Fakta adanya teks ayat-ayat suci yang dapat mendorong seseorang melakukan tindakan radikal terus disuarakan pasca 2001 sesaat peristiwa WTC di New York. Geert Wilders misalnya, adalah salah satu ilmuwan Barat yang menegaskan bahwa Islam identik dengan agama kekerasan dibuktikan dengan adanya sederet ayat-ayat Al-Qur’an yang bernuansa kekerasan.
Memang tak hanya orang yang beragama Islam yang melakukan tindak kekerasan. Umat beragam lain, Kristen misalnya, pun memiliki rekam jejak yang sama. Pada tahun 1996 tiga pria – Charles Barbee, Robert Berry, dan Jay Merelle – didakwa atas dua kali perampokan bank dan pengeboman di bank-bank di Washington State.
Atau misal yang lain, seorang Professor di University of Auckland, seorang Kristiani, yang merupakan seorang pakar internasional di bidang terorisme religius. Ia menembakan peluru di masjid Christchurch yang menewaskan 51 orang dan melukai 50 orang lain (yang kebanyakan muslim), tepatnya di Masjid Al Noor dan Linwood Islamic Centre, New Zealand.

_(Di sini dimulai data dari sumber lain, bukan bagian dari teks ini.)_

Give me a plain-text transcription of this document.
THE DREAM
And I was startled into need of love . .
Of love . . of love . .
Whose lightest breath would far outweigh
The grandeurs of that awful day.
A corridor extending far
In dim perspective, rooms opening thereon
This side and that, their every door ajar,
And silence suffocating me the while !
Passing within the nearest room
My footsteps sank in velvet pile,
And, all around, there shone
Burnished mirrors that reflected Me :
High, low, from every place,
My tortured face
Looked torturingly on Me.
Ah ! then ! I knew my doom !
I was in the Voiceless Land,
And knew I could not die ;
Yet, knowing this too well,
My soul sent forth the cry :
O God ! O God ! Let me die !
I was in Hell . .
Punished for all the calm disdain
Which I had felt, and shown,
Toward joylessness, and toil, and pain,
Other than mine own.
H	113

Tidak perlu menutup mata kalau tindakan dan aksi kekerasan dan radikal merupakan sebentuk efek dari pemahaman ajaran agama (bukan agama itu sendiri). Baik Islam maupun agama-agama lain memiliki catatan radikalisme yang telah merugikan banyak pihak. Tinggal bagaimana tanggung jawab pemeluk agama-agama untuk terus membina, mengayomi, dan mengarahkan umatnya untuk memahami ajaran agama sesuai pesan-pesan otentiknya masing-masing. Lebih baik mengakui adanya ajaran agama yang berpotensi mendorong aksi kekerasan dan berbenah, daripada membangun opini kekerasan tak ada kaitan dengan “agama” kemudian tidak ada perbaikan untuk masa mendatang.
Penulis: Lufaefi.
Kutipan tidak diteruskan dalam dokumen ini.